LEXINGTON, Ky. (WKYT) - This fall marks the 35th anniversary of what became known as one of the most tragic moments in the history of downtown Lexington.
In 1978, Lexington eagerly waited for the finishing touches on what would be, at the time, the tallest building in the city. But before the 22-story Kincaid Towers were finished, something tragic happened.
During the construction of the tower, a Hollywood movie company came to town to produce a film called 'Steel,' starring Kentucky native, the Six Million Dollar Man and former EKU football player Lee Majors.
In interviews prior to the shooting Lee Majors promoted the stunt. "For the final day's filming, George Kennedy is to fall from this building to his death," Majors said at the time. "His fall will be done by Hollywood motion picture stunt man, AJ Bakunas."
The script called for stunt-man AJ Bakunas to leap from the tower, a 323-feet drop, "We've been down here for 16-weeks preparing for this," Bakunas said in an interview. "You, and everyone else on the crew, and I'd like to thank everyone in Kentucky for their hospitality, for helping us out so much."
The doctor who was assigned to oversee medical attention on the movie set, Dr. Judson Chalkley, tried to stop the stunt, believing it was just too dangerous, "I told the producer, the director, I told AJ, I didn't think it was a good idea. We already had the movie in the can so to speak."
Bakunas had already jumped, on film, from the ninth story. But once he heard that a rival stunt man had broken his free fall record at another location, he insisted on re-shooting from the top story, which was 323 feet.
Former WKYT News Director Ken Kurtz said the station had four cameramen employed at the time and all four were assigned to shoot the jump. It was a big deal, according to Kurtz, "This was the first film in a major city in Kentucky, first time in Lexington."
As the cameras rolled, Bakunas made the jump. Traveling at a speed of 115 feet per second, you can hear in the video when Bakunas lands on the air bag below, the sound was concerning to those present.
Former WKYT cameraman BW Blanton was there that day, he said he knew immediately something was wrong. "When he hit, the ground shook beneath my feet," Blanton said.
Chalkley couldn't be there at the time of the filming. He was working the emergency room at Good Samaritan Hospital, but he had one of the paramedics relaying play by play on a walkie talkie, "They initially said everything was okay. And then there was an 'oh my gosh' moment when they realized the air bag had ruptured," Chalkley said.

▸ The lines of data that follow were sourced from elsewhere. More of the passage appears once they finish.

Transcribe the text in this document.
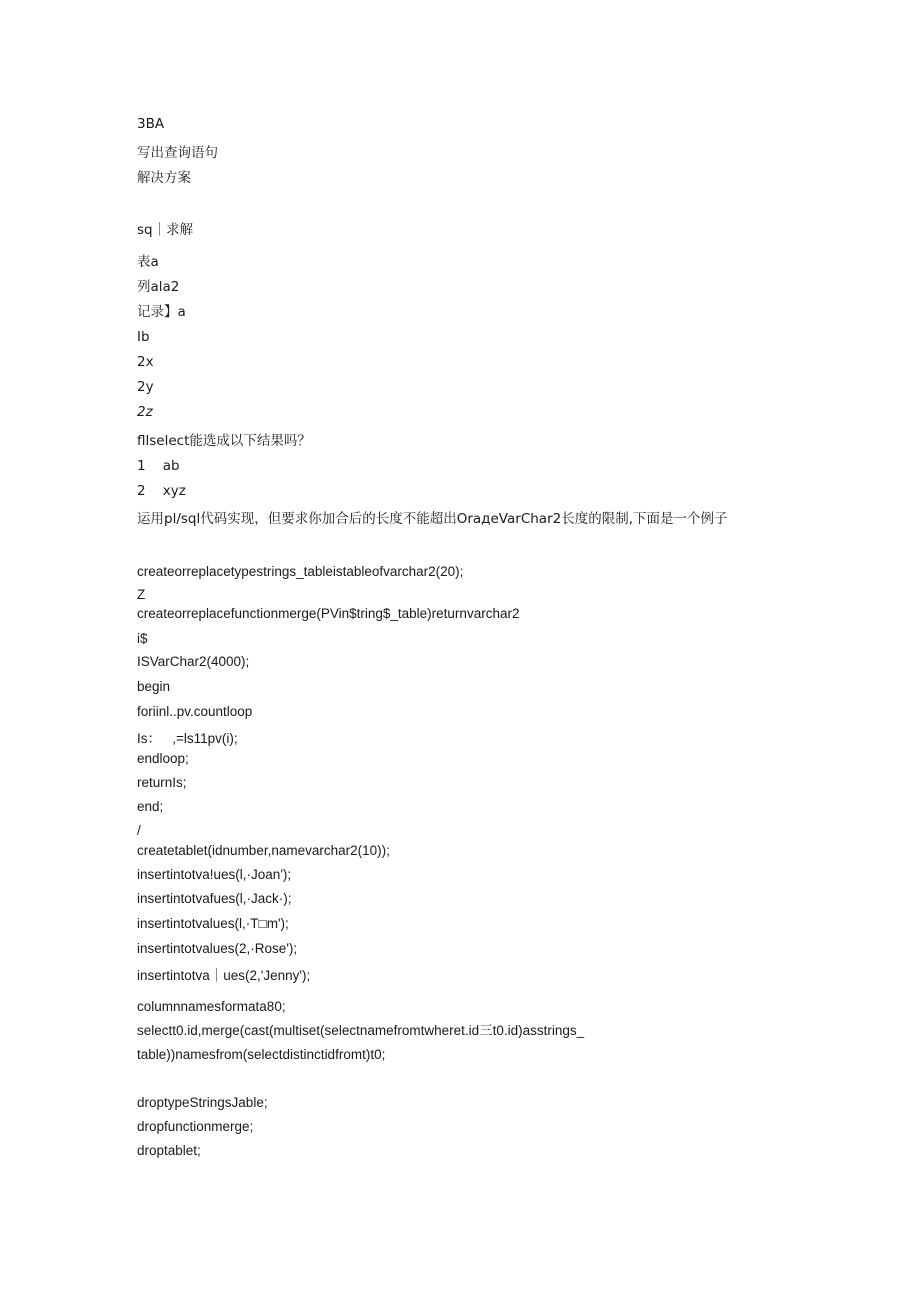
3BA
写出查询语句
解决方案
sq｜求解
表a
列ala2
记录】a
Ib
2x
2y
2z
fllselect能选成以下结果吗？
1    ab
2    xyz
运用pl/sql代码实现，但要求你加合后的长度不能超出OraдeVarChar2长度的限制,下面是一个例子
createorreplacetypestrings_tableistableofvarchar2(20);
Z
createorreplacefunctionmerge(PVin$tring$_table)returnvarchar2
i$
ISVarChar2(4000);
begin
foriinl..pv.countloop
Is：   ,=ls11pv(i);
endloop;
returnIs;
end;
/
createtablet(idnumber,namevarchar2(10));
insertintotva!ues(l,·Joan');
insertintotvafues(l,·Jack·);
insertintotvalues(l,·T□m');
insertintotvalues(2,·Rose');
insertintotva｜ues(2,'Jenny');
columnnamesformata80;
selectt0.id,merge(cast(multiset(selectnamefromtwheret.id三t0.id)asstrings_
table))namesfrom(selectdistinctidfromt)t0;
droptypeStringsJable;
dropfunctionmerge;
droptablet;
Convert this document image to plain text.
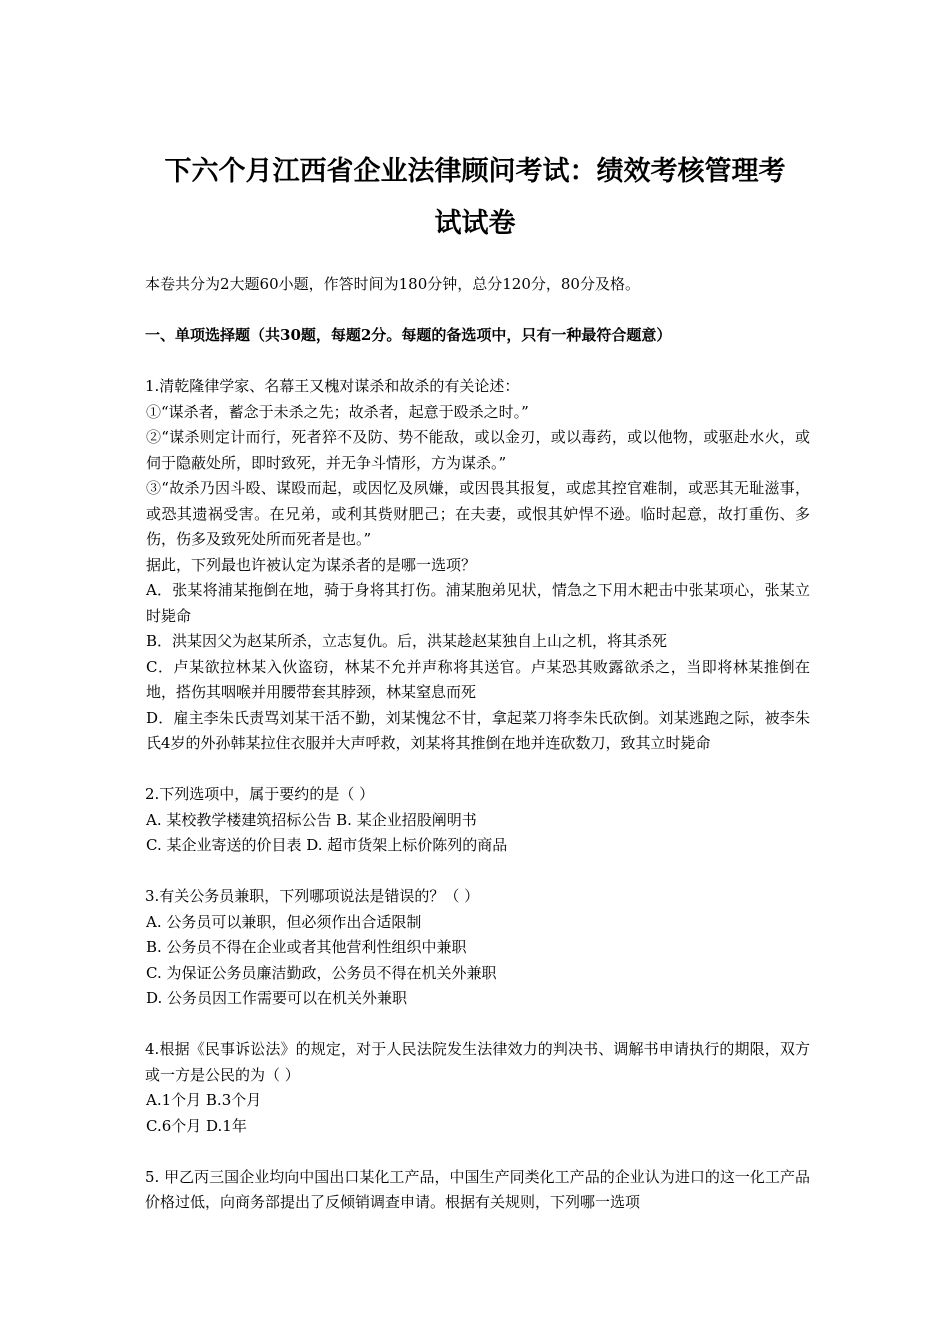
下六个月江西省企业法律顾问考试：绩效考核管理考
试试卷

本卷共分为2大题60小题，作答时间为180分钟，总分120分，80分及格。

一、单项选择题（共30题，每题2分。每题的备选项中，只有一种最符合题意）

1.清乾隆律学家、名幕王又槐对谋杀和故杀的有关论述：

①“谋杀者，蓄念于未杀之先；故杀者，起意于殴杀之时。”

②“谋杀则定计而行，死者猝不及防、势不能敌，或以金刃，或以毒药，或以他物，或驱赴水火，或伺于隐蔽处所，即时致死，并无争斗情形，方为谋杀。”

③“故杀乃因斗殴、谋殴而起，或因忆及夙嫌，或因畏其报复，或虑其控官难制，或恶其无耻滋事，或恐其遗祸受害。在兄弟，或利其赀财肥己；在夫妻，或恨其妒悍不逊。临时起意，故打重伤、多伤，伤多及致死处所而死者是也。”

据此，下列最也许被认定为谋杀者的是哪一选项？

A．张某将浦某拖倒在地，骑于身将其打伤。浦某胞弟见状，情急之下用木耙击中张某项心，张某立时毙命

B．洪某因父为赵某所杀，立志复仇。后，洪某趁赵某独自上山之机，将其杀死

C．卢某欲拉林某入伙盗窃，林某不允并声称将其送官。卢某恐其败露欲杀之，当即将林某推倒在地，搭伤其咽喉并用腰带套其脖颈，林某窒息而死

D．雇主李朱氏责骂刘某干活不勤，刘某愧忿不甘，拿起菜刀将李朱氏砍倒。刘某逃跑之际，被李朱氏4岁的外孙韩某拉住衣服并大声呼救，刘某将其推倒在地并连砍数刀，致其立时毙命

2.下列选项中，属于要约的是（ ）

A. 某校教学楼建筑招标公告 B. 某企业招股阐明书

C. 某企业寄送的价目表 D. 超市货架上标价陈列的商品

3.有关公务员兼职，下列哪项说法是错误的？（ ）

A. 公务员可以兼职，但必须作出合适限制

B. 公务员不得在企业或者其他营利性组织中兼职

C. 为保证公务员廉洁勤政，公务员不得在机关外兼职

D. 公务员因工作需要可以在机关外兼职

4.根据《民事诉讼法》的规定，对于人民法院发生法律效力的判决书、调解书申请执行的期限，双方或一方是公民的为（ ）

A.1个月 B.3个月

C.6个月 D.1年

5. 甲乙丙三国企业均向中国出口某化工产品，中国生产同类化工产品的企业认为进口的这一化工产品价格过低，向商务部提出了反倾销调查申请。根据有关规则，下列哪一选项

Incredibly, Bakunas was alive, but critically injured.
Dr. Chalkley was there when Bakunas arrived at the emergency room, "When he initially presented to the emergency room, he grabbed my arm with a look of desperation. He grasped me really hard,he was a strong guy, and it was a very dramatic thing, but you could see in his eyes the fear," Chalkley said.

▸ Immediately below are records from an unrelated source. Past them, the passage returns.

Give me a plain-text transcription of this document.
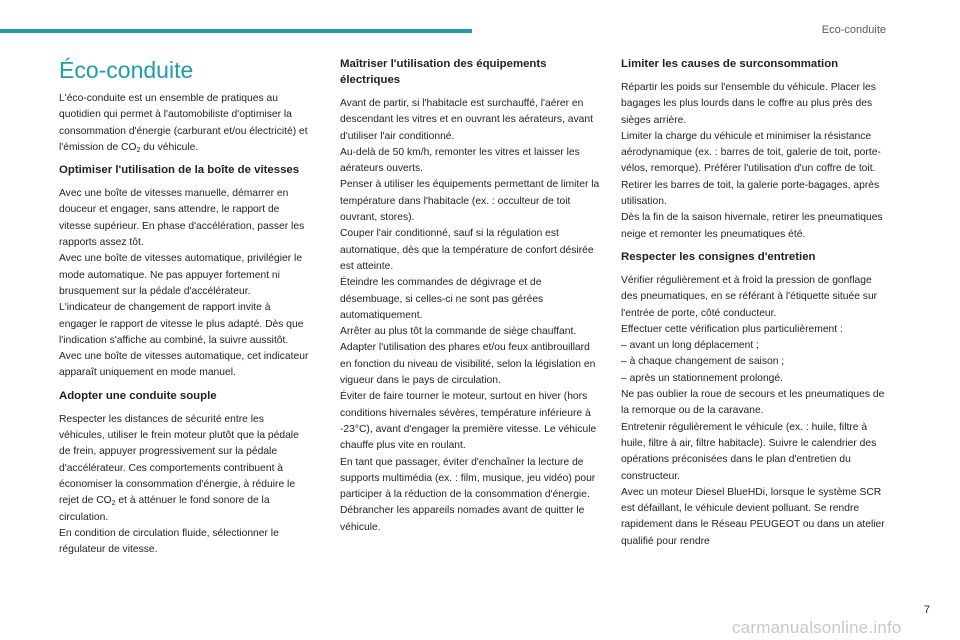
Eco-conduite
Éco-conduite

L'éco-conduite est un ensemble de pratiques au quotidien qui permet à l'automobiliste d'optimiser la consommation d'énergie (carburant et/ou électricité) et l'émission de $CO_2$ du véhicule.

Optimiser l'utilisation de la boîte de vitesses

Avec une boîte de vitesses manuelle, démarrer en douceur et engager, sans attendre, le rapport de vitesse supérieur. En phase d'accélération, passer les rapports assez tôt.
Avec une boîte de vitesses automatique, privilégier le mode automatique. Ne pas appuyer fortement ni brusquement sur la pédale d'accélérateur.
L'indicateur de changement de rapport invite à engager le rapport de vitesse le plus adapté. Dès que l'indication s'affiche au combiné, la suivre aussitôt.
Avec une boîte de vitesses automatique, cet indicateur apparaît uniquement en mode manuel.

Adopter une conduite souple

Respecter les distances de sécurité entre les véhicules, utiliser le frein moteur plutôt que la pédale de frein, appuyer progressivement sur la pédale d'accélérateur. Ces comportements contribuent à économiser la consommation d'énergie, à réduire le rejet de $CO_2$ et à atténuer le fond sonore de la circulation.
En condition de circulation fluide, sélectionner le régulateur de vitesse.

Maîtriser l'utilisation des équipements électriques

Avant de partir, si l'habitacle est surchauffé, l'aérer en descendant les vitres et en ouvrant les aérateurs, avant d'utiliser l'air conditionné.
Au-delà de 50 km/h, remonter les vitres et laisser les aérateurs ouverts.
Penser à utiliser les équipements permettant de limiter la température dans l'habitacle (ex. : occulteur de toit ouvrant, stores).
Couper l'air conditionné, sauf si la régulation est automatique, dès que la température de confort désirée est atteinte.
Éteindre les commandes de dégivrage et de désembuage, si celles-ci ne sont pas gérées automatiquement.
Arrêter au plus tôt la commande de siège chauffant.
Adapter l'utilisation des phares et/ou feux antibrouillard en fonction du niveau de visibilité, selon la législation en vigueur dans le pays de circulation.
Éviter de faire tourner le moteur, surtout en hiver (hors conditions hivernales sévères, température inférieure à -23°C), avant d'engager la première vitesse. Le véhicule chauffe plus vite en roulant.
En tant que passager, éviter d'enchaîner la lecture de supports multimédia (ex. : film, musique, jeu vidéo) pour participer à la réduction de la consommation d'énergie.
Débrancher les appareils nomades avant de quitter le véhicule.

Limiter les causes de surconsommation

Répartir les poids sur l'ensemble du véhicule. Placer les bagages les plus lourds dans le coffre au plus près des sièges arrière.
Limiter la charge du véhicule et minimiser la résistance aérodynamique (ex. : barres de toit, galerie de toit, porte-vélos, remorque). Préférer l'utilisation d'un coffre de toit.
Retirer les barres de toit, la galerie porte-bagages, après utilisation.
Dès la fin de la saison hivernale, retirer les pneumatiques neige et remonter les pneumatiques été.

Respecter les consignes d'entretien

Vérifier régulièrement et à froid la pression de gonflage des pneumatiques, en se référant à l'étiquette située sur l'entrée de porte, côté conducteur.
Effectuer cette vérification plus particulièrement :
– avant un long déplacement ;
– à chaque changement de saison ;
– après un stationnement prolongé.
Ne pas oublier la roue de secours et les pneumatiques de la remorque ou de la caravane.
Entretenir régulièrement le véhicule (ex. : huile, filtre à huile, filtre à air, filtre habitacle). Suivre le calendrier des opérations préconisées dans le plan d'entretien du constructeur.
Avec un moteur Diesel BlueHDi, lorsque le système SCR est défaillant, le véhicule devient polluant. Se rendre rapidement dans le Réseau PEUGEOT ou dans un atelier qualifié pour rendre

7
carmanualsonline.info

Incredibly, Bakunas' head and other organs were still intact, but his lungs were too badly damaged during the fall. He died the next day.
The excitement that had gripped he town, gave way to sadness. Kurtz recalls people who never knew AJ Bakunas still seemed to feel the loss. "The city took a real and personal interest in it. And there was definite sadness went he accident happened," Kurtz said.

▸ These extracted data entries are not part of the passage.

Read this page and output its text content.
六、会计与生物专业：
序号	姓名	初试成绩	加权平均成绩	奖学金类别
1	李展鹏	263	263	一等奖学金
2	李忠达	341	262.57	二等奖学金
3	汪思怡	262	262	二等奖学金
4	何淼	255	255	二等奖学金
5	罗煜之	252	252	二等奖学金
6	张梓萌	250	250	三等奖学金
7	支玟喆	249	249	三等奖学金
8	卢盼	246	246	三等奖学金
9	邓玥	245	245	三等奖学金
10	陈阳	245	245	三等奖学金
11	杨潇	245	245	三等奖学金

Blanton still remembers the feeling amongst the crowd that day. "What was going to be a glorious moment, suddenly became a horrific event," he said.
It is still not clear why the air bag ruptured.
A comment made by Lee Majors following his interview with Bakunas just before his jump, makes that tragedy all the more chilling. "Now go back and keep preparing because I wanna keep you around. Well,it should be exciting, but one thing I'd like to know, are world records worth the risk? It's obvious to AJ Bakunas, it is. We'll see," Majors said to Bakunas before the jump.